If you’re looking for a local food fix, these options are also sure to satisfy any cravings:
- Quan Dau Bac
- Morning Glory Restaurant
- Bánh mì Phượng (made famous by Anthony Bourdain’s No Reservations – expect long queues!)
- Streets Restaurant Cafe (this social enterprise undergoes amazing work with vulnerable, disadvantaged youths)
- Pho Xua
What to do:
– Ditch the stereotypical scooter for a regular old pedal bike and cycle around the city. Taking a bicycle will allow you to explore at your own pace while taking in more sights further out of the city. Cycle to Cam Kim for a more rural experience and to enjoy the greenery of rice paddies, or venture to Tra Que vegetable village to see a local farming area. Most hotels have free bicycles available for guests. When it comes to exploring the Ancient Town, however, we recommend you do so on foot so that you can easily pop in and out of shops and cafes and take your time admiring the heritage architecture.
– Cycling tours and food tours (including cooking classes) are very popular in Hoi An, but there’s one sure-fire way to make your friends on the ‘Gram jealous. Hone your photography skills and sightsee at the same time by taking a photo tour. Check out www.hoianphototour.com for more information.
– The highly photographed Japanese Covered Bridge is a must-see attraction. Originally constructed in the 1590s by the Japanese community (hence the name), it provided a link to the Chinese area on the other side of the water. The wooden bridge features carvings and an information room explaining the history and construction of the bridge.
– There are plenty of art galleries to choose from in Hoi An, if you’re looking to admire the work of local artists or buy something special to hang on your wall when you get home. March Gallery is one of our favourites. With contemporary art, limited edition prints and unique jewellery pieces, the gallery also hosts regular events so make sure you check their website to see if there’s anything on while you’re visiting.
– We also love Hay Hay, a gallery which will create custom prints based on their artwork, allowing you to choose the shape, size and colour scheme that suits you. If photography is more your vibe, then visit Rehahn Gallery. The French photographer’s portraits are particularly beautiful.

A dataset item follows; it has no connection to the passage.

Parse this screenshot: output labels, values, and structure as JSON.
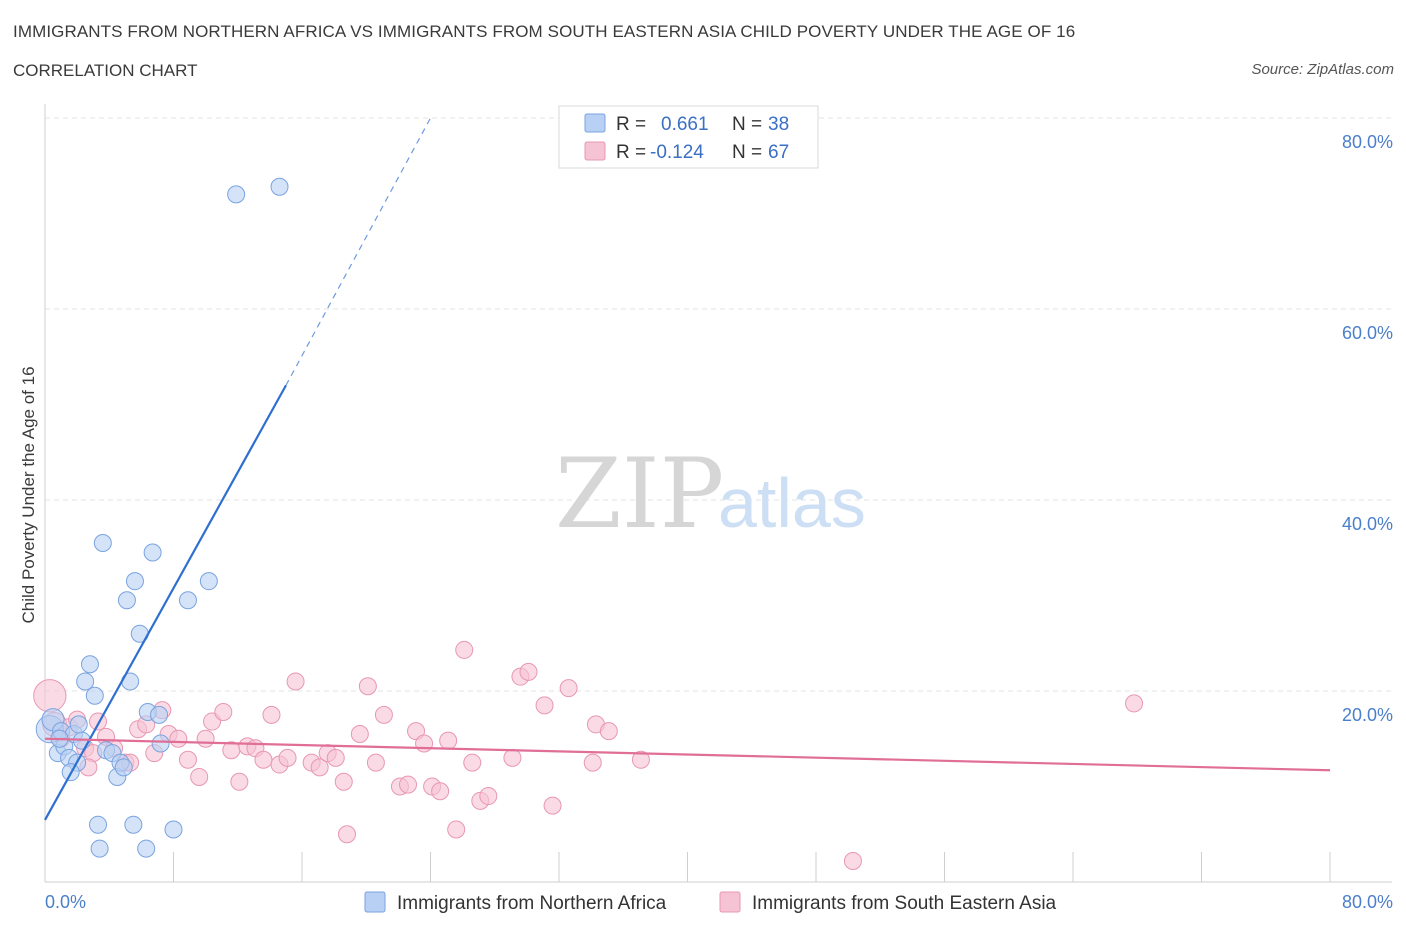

– On any day of the week, SUNDAY is our go-to choice to browse for home decor in Hoi An. Stocking beautiful ceramics, furniture, baskets, textiles, as well as clothing and accessories, we recommend leaving some space in your luggage for the gorgeous goods you’ll pick up here. The light and airy shop also has a small bar at the back serving signature cocktails to truly enhance your shopping experience.